Chasing my stolen bicycle - Page 5

Enter the urban underworld of open-air chop shops, steal-to-order thieves, and brazen fencing networks, where San Francisco's most pervasive crime is ignored by the authorities

Chen didn't hold out much hope of getting it back, but he put up flyers around the neighborhood anyway.

The next day Chen got a call from a friend who said he saw a portion of the distinctive bike behind the Safeway at Potrero and 16th streets. Chen went down to the spot and found a group of guys with an RV, a handful of bicycles, and a pile of bike parts. His bike was there — sort of.

"The frame was in one place, and the pedals were on another bike. Other parts were on other bikes. I pointed to all the stuff that was mine and had them strip it. My frame had already been painted silver," Chen told me.

Not surprisingly, one of the men said he had bought Chen's bike from someone in the Civic Center. Chen just wanted his bike back, so he forked over $60. The guys handed him a pile of parts in return.
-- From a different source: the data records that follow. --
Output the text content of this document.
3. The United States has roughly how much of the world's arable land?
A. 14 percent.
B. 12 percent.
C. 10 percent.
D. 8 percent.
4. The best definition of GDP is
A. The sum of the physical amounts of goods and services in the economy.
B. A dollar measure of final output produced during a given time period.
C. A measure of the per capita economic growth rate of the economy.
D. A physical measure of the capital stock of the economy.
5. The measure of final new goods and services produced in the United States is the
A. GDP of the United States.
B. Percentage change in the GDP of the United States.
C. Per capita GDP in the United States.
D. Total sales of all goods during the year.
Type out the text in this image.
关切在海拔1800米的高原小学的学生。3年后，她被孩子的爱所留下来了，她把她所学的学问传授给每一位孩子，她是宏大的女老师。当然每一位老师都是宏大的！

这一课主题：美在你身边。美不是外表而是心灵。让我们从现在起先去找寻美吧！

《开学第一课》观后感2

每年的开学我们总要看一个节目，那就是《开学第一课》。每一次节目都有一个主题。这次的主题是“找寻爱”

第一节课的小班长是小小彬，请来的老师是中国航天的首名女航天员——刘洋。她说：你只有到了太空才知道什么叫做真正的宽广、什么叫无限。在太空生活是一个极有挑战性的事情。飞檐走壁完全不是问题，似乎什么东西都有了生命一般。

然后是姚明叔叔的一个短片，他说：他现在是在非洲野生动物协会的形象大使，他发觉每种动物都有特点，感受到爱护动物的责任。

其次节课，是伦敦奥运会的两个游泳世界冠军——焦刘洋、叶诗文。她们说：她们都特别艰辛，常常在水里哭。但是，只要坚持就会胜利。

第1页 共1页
A few days after the trip to Golden Gate Park, I finally got around to doing what I should have done when my bike was stolen: file a police report. Frankly, I waited because I held out little hope the police would be of any help.

It's true few people get their bikes back through the police, but that's in part because most people don't try. In fact, the police are sitting on a cache of stolen bikes so big that it dwarfs the stock of any bike store in the city.

SFPD Lt. Tom Feney agreed to show it to me, so I trekked out to Hunters Point. The police stolen property room is located in an anonymous-looking warehouse in the Naval Shipyard. Feney ushered me through a metal door to the warehouse and then swept his hand through the air as if pointing out a beautiful panorama.

"There it is," he said.

Behind a 10-foot chain-link fence topped with razor wire, row upon row of bikes stretched along the floor of the warehouse. There were children's bikes with hot pink paint, $2,000 road bikes, and everything in between. In all, the police had about 500 stolen bikes in the warehouse. The bikes are found abandoned on the street, recovered from stings on drug houses, and removed from bike thieves when they are busted. Many of the bikes aren't stolen — they've been confiscated during arrests or are evidence in various cases. The department can't return the stolen bikes because the owners haven't reported them stolen. After holding them for 18 months, the police donate the bikes to charity.

I intently scanned up and down the rows looking for my bike. I didn't see it. My last, best chance for finding it had disappeared. My heart dropped knowing my Fuji Touring was gone. Feney ushered me out the door, and I began the long, slow walk back to the bus stop.

The most frustrating part is that it doesn't have to be this way. Police and bicycle groups said there are some simple steps city officials could take to cut down on bike theft, but the issue has long slipped through the cracks.

Officer Romeo de la Vega, who works the SFPD's Fencing Unit, said he proposed a bike registration system a few months ago, but it was shot down by the police brass. De la Vega said he was told there simply weren't enough officers available to staff the system. Under his plan cyclists would register their bike serial numbers with police. In return the cyclists would get a permanent decal to place on their bikes. De la Vega said this would discourage thieves from stealing bikes since it would be clear they were registered, and it would speed bike returns.

With police officials claiming there are few resources to combat bike theft, it seems logical they might reach out to the community for help. But officials with the SFBC report just the opposite.

"In the past we've tried to connect with the police to jointly tackle the problem, but we haven't had much luck.